Google has predictably come out against a proposed $44.6 billion union between top rivals Microsoft and Yahoo - dramatically claiming the deal could threaten the Internet itself. Chief legal counsel David Drummond said the bid “raises troubling questions. This is about more than simply a financial transaction, one company taking over another. It’s about preserving the underlying principles of the Internet: openness and innovation”.
The claim plays to a pair of common perceptions - that Microsoft often abuses its heft to control markets with dusty proprietary solutions while Google champions innovation open technologies.
It’s an image brought home by the Redmond giant’s antitrust struggles and the search engine’s successful lobbying effort to force open access provisions in a swathe of US spectrum currently on auction. “Could Microsoft now attempt to exert the same sort of inappropriate and illegal influence over the Internet that it did with the PC?,” Drummond asked.

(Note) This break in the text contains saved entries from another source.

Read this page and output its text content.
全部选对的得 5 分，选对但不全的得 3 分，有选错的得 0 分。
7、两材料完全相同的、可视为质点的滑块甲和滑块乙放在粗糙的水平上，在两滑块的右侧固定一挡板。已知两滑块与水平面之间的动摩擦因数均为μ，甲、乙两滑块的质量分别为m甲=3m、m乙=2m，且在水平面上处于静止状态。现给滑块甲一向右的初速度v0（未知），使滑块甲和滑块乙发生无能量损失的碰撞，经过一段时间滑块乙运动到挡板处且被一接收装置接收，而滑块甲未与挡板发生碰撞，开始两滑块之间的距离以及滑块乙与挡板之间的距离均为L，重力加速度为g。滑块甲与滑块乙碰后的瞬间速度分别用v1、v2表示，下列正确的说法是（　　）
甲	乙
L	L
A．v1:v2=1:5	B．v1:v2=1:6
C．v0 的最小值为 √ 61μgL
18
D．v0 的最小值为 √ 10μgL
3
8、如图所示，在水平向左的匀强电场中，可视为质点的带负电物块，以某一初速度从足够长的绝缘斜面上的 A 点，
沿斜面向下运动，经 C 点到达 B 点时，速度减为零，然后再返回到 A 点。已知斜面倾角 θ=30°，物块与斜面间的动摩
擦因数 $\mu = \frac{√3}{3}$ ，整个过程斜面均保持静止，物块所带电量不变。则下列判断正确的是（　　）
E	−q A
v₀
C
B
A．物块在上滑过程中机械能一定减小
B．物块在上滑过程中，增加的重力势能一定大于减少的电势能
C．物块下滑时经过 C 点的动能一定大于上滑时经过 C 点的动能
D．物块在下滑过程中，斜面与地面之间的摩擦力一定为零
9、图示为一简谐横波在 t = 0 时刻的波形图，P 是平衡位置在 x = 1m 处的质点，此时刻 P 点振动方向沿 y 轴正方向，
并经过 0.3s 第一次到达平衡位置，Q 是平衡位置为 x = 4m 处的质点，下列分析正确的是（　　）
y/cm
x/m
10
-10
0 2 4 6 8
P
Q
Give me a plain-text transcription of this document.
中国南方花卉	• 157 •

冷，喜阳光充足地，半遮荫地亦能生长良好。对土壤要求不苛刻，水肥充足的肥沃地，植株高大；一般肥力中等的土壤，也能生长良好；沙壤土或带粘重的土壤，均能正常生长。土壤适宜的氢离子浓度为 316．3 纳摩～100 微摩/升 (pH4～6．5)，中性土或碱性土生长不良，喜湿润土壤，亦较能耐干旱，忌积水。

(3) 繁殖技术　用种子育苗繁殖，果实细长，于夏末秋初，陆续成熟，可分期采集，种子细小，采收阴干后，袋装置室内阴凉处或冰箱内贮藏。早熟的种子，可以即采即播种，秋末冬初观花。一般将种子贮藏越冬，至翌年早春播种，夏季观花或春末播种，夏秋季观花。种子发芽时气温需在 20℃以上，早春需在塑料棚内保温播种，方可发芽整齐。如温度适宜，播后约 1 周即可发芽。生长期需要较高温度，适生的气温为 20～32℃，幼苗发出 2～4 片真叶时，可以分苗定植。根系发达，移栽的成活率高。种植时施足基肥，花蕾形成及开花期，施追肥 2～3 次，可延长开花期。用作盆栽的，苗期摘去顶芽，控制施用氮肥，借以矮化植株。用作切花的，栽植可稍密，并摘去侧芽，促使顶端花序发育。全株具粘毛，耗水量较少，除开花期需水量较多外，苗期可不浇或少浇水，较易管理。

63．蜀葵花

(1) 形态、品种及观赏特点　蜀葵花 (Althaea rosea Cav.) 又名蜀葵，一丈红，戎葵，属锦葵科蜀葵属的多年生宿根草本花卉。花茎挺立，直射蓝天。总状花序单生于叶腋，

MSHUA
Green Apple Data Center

But critics paint a different picture, noting Google has yet to clear its $3.1 billion acquisition of Internet ad firm DoubleClick on European antitrust concerns. Microsoft lobbied hard to get US regulators to torpedo that deal.
The stereotyped comments mark Google’s first public response to the Microsoft bid and suggest the top Internet ad seller is experiencing a rare moment of fear. That impression was augmented by a Wall Street Journal report indicating that Google CEO Eric Schmidt had personally called Yahoo CEO Jerry Yang in an effort to derail a sale.
Schmidt declined to counterbid but offered unspecified support believed to consist of either an ad partnership with guaranteed revenue or a promise to support an alternate bidder. A New York Times report estimated ad ad partnership could ad $40 billion to Yahoo’s bottom line across five years while enabling the portal to remain independent.
Yahoo said it would take “quite a bit of time” to consider the Microsoft offer, but insiders cited by Reuters claim it is entertaining a Google ad alliance instead as executives believe a play at $31 per share undervalues the portal.
A corporate memo urged employees not to react to media reports of a sale - a necessity given wildly disparate corporate cultures and a rash of blog posts by Yahoo employees claiming staff would jump ship rather than work for Microsoft. “We want to emphasize that absolutely no decisions have been made - and despite what some people have tried to suggest, there’s certainly no integration process underway.”
But the analyst community widely believes Yahoo will ultimately accept the Microsoft offer. Its fortunes have faded significantly in recent quarters while efforts to turn around its Internet ad business are stalling. Yang took the helm with a promise to refocus but shareholders may not want to wait and see if those efforts pan out. A successful bid would give Microsoft a 16 per cent share of the global search market. That figure pales beside the 62 per cent commanded by Google, which lags both rivals in the email and IM sectors.
Microsoft meanwhile said it could borrow money for the first time in its history to make the acquisition. “We could fund most of that through our cash holdings, but it's likely we're actually going to borrow for the first time. It's going to be a mixture of the cash we have on hand and debt,” said CFO Chris Liddell. The offering is a 50:50 mix of cash and stock.
YAHOO DUMPS MUSIC SUB SERVICE: Yahoo is continuing with its own refocusing despite a potential sale, yesterday selling its online music subscription service to Rhapsody America for an undisclosed sum.
Yahoo Music Unlimited has just 400,000 customers despite an estimated 20 million monthly visitors to its music.yahoo.com music site. The portal said it would promote the Rhapsody service online but chose to shuck the Yahoo Music Unlimited subscription service to “focus on the mass audience.” Digital music subscription services have failed to gain much traction, with consumers preferring to own tracks rather than lease access to them. Market leader Rhapsody now has fewer than one million customers while the sector generated just $235 million last year - compared to the $1.1 billion spent on digital downloads.